Remember the sound that resonated around the world on July 24? The unison gurrrr-klap! noise made by thousands of readers groaning and slapping their foreheads simultaneously, accompanying the release of Constantine #5, and the eponymous warlock usurping the powers of Shazam? Yeah, you're bound to.  That earth-shaking racket was the first thing I thought of when I saw this the other day at Sean Phillips' blog, drawn for the 1995 UKCAC convention booklet.
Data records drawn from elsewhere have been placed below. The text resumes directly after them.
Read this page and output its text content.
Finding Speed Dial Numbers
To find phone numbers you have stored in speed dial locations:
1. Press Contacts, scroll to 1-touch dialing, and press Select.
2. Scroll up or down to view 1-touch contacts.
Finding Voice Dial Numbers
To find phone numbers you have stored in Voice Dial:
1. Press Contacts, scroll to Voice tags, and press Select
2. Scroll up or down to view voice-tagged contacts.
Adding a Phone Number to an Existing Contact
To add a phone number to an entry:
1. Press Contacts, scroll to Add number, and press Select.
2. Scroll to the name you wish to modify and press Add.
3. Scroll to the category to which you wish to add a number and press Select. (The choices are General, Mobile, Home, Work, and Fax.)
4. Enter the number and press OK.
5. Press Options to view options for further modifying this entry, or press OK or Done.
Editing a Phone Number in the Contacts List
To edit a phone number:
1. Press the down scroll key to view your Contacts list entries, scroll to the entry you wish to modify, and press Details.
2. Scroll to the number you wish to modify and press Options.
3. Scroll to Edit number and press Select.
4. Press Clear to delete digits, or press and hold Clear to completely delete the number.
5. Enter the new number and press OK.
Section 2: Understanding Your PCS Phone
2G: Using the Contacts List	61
Phillips has been revealing the material he rejected for the upcoming Art of Sean Phillips book, due in September from Dynamite Entertainment. That reject pile would probably shame most artist's entire output. Among the sketches, commissions, trading card art, covers and paintings done for his own amusement, I spotted this historical curio, for a dummy issue of a comic that never existed but I've heard occasionally mentioned in accounts of the United Kingdom's early-'90s comics boom and bust: Fleetway's Xpresso, part Euro-reprints, part lifestyle, designed to sit alongside their then portfolio of 2000AD, the Judge Dredd Megazine, Roy of the Rovers (Rob Davis's post-Watchmen deconstructionist-era that's begging for someone to reprint), Crisis and Revolver. Some of Abuli and Bernet's "Torpedo" strips would eventually appear in John Brown Publishing's short-lived magazine Blast! around the same time, if memory serves.



The quality of Phillips' rejects reminds you of how prolific the man is, and also makes me wonder just how good does the work have to be to guarantee inclusion? This will be one seriously can't-miss collection.